Graphite-based negative electrode active materials have been used as typical negative electrode materials of a lithium secondary battery, but a theoretical capacity of the negative electrode active materials is limited to 372 mAh/g. Thus, studies on high capacity materials such as silicon, tin, or a metallic complex thereof have been conducted. Also, interest in titanium and zinc oxide for considering high capacity and chemical safety, as well as a change in a nanostructure thereof having a high specific surface area has increased.
In particular, silicon is one of the high capacity negative electrode active materials of a lithium secondary battery, and a theoretical capacity of silicon based on reaction with lithium is about 4200 mAh/g.
However, silicon changes a crystalline structure during the reaction with lithium, and when silicon absorbs and stores the maximum amount of lithium during charging, the silicon converts into Li4.4Si, and a volume of silicon expands about 4.12 folds a volume of silicon before the expansion. Mechanical stress applied to silicon during the expansion generates cracks inside and on the surface of an electrode, and the silicon shrinks back when lithium ions are discharged by discharging. When the charging/discharging cycle repeats, pulverization of the negative electrode active material may occur, and the pulverized negative electrode active material agglomerates and electrically detaches from a current collector. Also, due to an increase in resistance caused by a large change of a contact interface among negative electrode active materials, a capacity of the battery rapidly decreases as the number of charging/discharging cycles increases, and thus the cycle lifespan of the battery may be shortened.

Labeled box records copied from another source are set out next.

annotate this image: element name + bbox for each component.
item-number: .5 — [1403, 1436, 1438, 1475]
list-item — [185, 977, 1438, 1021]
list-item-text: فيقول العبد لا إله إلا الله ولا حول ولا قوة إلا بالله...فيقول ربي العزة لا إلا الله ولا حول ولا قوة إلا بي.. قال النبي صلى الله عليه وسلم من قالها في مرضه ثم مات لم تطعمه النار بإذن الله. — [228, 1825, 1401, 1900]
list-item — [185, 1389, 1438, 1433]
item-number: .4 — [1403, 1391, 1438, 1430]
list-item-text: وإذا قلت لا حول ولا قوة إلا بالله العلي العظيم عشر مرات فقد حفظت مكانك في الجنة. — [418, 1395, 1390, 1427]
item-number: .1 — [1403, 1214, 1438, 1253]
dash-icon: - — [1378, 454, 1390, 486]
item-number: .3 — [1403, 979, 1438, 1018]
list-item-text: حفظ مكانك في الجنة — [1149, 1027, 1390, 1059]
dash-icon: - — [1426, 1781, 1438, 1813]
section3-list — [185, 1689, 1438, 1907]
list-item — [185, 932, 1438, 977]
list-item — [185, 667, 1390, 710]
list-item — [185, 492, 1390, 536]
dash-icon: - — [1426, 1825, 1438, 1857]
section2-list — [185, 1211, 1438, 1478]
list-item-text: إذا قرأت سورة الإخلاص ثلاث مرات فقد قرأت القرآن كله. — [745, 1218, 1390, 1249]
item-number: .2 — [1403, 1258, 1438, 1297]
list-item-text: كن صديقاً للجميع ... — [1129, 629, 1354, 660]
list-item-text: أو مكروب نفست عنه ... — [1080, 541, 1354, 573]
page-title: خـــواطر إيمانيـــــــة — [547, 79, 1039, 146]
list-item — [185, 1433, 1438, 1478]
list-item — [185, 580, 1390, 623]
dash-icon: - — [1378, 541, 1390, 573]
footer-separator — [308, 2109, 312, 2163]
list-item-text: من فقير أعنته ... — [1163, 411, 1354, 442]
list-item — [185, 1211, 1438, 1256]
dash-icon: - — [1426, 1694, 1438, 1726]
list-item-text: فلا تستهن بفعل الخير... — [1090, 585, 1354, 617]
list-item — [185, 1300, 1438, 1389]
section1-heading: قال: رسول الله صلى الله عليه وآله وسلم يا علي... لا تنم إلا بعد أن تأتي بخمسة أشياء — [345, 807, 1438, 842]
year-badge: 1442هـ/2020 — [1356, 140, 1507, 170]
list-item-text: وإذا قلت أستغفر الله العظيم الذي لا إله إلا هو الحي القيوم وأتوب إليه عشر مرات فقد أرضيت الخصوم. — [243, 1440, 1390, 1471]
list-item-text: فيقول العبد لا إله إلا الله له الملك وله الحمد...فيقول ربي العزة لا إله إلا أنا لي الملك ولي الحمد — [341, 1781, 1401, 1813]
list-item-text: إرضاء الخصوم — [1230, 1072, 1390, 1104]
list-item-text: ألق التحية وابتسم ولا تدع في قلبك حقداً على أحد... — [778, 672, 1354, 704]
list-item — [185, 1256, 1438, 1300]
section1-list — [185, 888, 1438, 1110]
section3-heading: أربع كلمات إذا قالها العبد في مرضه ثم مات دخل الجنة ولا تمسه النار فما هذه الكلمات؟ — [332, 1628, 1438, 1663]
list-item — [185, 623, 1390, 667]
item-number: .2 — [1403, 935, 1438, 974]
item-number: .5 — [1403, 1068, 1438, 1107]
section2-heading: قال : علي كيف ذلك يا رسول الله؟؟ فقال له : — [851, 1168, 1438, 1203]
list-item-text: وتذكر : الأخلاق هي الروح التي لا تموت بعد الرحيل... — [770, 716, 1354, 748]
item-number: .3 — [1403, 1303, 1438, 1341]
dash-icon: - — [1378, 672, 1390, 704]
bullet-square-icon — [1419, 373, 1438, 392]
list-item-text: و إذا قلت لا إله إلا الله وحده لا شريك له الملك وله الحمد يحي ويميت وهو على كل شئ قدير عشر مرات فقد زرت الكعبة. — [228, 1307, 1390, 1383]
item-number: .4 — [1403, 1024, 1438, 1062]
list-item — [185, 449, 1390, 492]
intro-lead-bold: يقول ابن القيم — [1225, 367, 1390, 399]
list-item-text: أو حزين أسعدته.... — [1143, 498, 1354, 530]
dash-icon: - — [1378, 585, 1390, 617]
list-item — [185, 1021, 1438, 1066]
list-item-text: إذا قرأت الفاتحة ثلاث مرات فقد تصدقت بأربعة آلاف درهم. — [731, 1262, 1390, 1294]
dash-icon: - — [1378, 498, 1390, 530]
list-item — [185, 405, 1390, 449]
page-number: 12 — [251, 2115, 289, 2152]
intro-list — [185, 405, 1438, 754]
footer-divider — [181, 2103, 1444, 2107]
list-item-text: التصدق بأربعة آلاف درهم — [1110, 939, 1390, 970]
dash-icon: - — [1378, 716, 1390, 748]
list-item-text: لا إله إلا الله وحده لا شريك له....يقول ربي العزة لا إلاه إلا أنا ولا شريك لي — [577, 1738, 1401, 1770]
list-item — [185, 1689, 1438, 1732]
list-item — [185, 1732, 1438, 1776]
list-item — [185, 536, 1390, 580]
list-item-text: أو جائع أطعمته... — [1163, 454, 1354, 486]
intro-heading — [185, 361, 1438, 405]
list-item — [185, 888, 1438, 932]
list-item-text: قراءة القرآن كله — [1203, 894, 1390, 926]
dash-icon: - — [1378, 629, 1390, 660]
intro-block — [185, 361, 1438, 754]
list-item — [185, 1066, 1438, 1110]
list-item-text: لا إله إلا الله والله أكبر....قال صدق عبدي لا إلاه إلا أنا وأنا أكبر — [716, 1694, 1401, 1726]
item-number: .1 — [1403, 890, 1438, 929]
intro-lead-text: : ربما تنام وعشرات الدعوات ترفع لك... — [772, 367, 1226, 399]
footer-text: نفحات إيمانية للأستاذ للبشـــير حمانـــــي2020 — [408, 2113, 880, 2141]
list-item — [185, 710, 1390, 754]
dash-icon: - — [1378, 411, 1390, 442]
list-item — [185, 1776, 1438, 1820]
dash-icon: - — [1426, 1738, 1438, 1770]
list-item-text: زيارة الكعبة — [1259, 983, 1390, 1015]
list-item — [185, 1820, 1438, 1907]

In order to resolve the problems above, methods of controlling rapid volume change in a silicon metal material by reducing a size of particles have been tried, and as one of the methods, a method including mechanically, finely grinding silicon and dispersing the resultant in a conducting material to prepare a Si—C complex as a negative electrode active material has been tried. Particularly, during nanoparticulation of silicon, surfaces of the particles easily oxidized, which formed an oxide coating layer on the silicon particles. Thus, the initial charging/discharging efficiency of a battery decreased, and a battery capacity was reduced as well. The problem caused by the oxidation was that, when a size of the particles decrease to a nanoscale, a fraction of an oxidation coating layer volume with respect to a metal volume increases.
In order to suppress the formation of an oxide coating layer and to improve conductivity, Patent Document 1 (Japanese Patent 2000-215887) discloses a method of coating a surface of silicon particles with a carbon layer by chemical vapor deposition. However, degradation in a current collecting property and cycle characteristic deterioration along with reduction in a large volume change accompanied by charging/discharging, as problems the silicon negative electrode needs to resolve, could not be prevented.
In addition, Patent Document 2 (Japanese Patent 2005-190902) discloses a method of reducing volume expansion by designing a stack structure of silicon active materials, and Patent Document 3 (Japanese Patent 2006-216374) discloses a method of compensating for the volume change by having an empty space between a core part formed of silicon particles and a porous outer part. However, the methods that increase cycle characteristics of a negative electrode material by coating a silicon surface include a process that is not economically efficient, and capacities thereof can only achieve those way lower than a theoretical capacity of silicon, which results in low battery performance.
In this regard, it is required to develop a negative electrode active material for a lithium secondary battery that may decrease pulverization of silicon particles, has a simple formation process, and is suitable for the use in portable phones or electric vehicles, in which repeated cycle characteristics are important, by decreasing a volume change of silicon particles accompanied by charging/discharging of the lithium secondary battery.